The non-pharmacological interventions implemented during 2020 and early 2021 did not cause a long-lasting seasonal shift in bronchiolitis. In 2022, when the non-pharmacological interventions were no longer in place in the non-hospital setting, the peak of bronchiolitis hospitalisations is seen once again in the winter months. We predict that hospitalisation patterns will gradually revert to those of pre-pandemic years.
在 COVID-19 大流行期间,非药物干预措施导致毛细支气管炎住院的流行病学出现异常,2020 年和 2021 年夏季达到高峰。
本研究旨在分析瑞士德勒蒙霍顿医院(Hôpital du Jura)2018 年至 2022 年五年期间 COVID-19 大流行期间、期间和结束时毛细支气管炎住院的数据,以便为未来毛细支气管炎的流行病学变化做好准备。
从我院健康记录编码组获得 2018 年 1 月 1 日至 2022 年 12 月 31 日期间因毛细支气管炎住院的 2 岁以下儿童住院日期的匿名回顾性数据。
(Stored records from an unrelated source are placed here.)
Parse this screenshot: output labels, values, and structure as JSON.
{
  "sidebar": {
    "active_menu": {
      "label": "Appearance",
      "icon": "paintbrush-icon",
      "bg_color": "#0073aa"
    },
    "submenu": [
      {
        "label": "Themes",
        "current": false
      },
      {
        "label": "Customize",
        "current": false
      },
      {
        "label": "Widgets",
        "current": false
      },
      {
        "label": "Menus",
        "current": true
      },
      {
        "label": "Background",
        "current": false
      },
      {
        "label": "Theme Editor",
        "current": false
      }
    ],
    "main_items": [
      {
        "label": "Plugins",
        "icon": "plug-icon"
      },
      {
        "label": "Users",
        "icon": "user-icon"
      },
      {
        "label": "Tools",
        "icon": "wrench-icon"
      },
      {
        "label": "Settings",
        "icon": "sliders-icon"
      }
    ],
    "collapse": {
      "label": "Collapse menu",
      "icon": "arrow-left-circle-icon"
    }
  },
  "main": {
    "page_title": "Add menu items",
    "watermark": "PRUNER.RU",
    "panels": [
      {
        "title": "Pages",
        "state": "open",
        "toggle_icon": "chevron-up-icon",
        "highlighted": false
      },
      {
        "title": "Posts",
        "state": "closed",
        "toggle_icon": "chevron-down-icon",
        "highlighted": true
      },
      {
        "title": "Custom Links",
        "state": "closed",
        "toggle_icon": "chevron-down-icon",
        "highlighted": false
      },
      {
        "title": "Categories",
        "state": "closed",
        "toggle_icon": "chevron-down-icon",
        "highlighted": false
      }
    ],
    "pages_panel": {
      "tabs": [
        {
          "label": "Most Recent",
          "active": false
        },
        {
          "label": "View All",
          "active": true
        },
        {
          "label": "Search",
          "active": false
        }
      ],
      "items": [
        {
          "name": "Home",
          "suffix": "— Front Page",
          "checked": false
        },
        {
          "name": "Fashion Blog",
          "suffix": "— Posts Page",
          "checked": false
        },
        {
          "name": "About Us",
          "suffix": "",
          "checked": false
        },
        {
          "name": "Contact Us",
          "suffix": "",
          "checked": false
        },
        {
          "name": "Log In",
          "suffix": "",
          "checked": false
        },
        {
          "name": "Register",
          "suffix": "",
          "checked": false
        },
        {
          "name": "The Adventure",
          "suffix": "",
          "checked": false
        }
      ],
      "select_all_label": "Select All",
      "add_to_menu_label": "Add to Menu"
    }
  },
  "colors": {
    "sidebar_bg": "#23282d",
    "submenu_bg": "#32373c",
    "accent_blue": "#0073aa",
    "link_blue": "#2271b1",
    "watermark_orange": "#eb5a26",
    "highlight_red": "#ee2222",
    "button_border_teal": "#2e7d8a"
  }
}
与前三年相比,2021 年毛细支气管炎的高峰期明显转移。从 2022 年春季开始,这一趋势开始模仿大流行前的年份。具体来说,呼吸道合胞病毒(RSV)毛细支气管炎住院人数在 2021 年夏季出现重要高峰,住院人数超过 20 人,而前几年则为零。这一高峰在 2022 年转移到冬季。
2020 年和 2021 年初实施的非药物干预措施并没有导致毛细支气管炎的季节性长时间转移。2022 年,当非医院环境中的非药物干预措施不再实施时,毛细支气管炎住院的高峰期再次出现在冬季。我们预测,住院模式将逐渐恢复到大流行前的模式。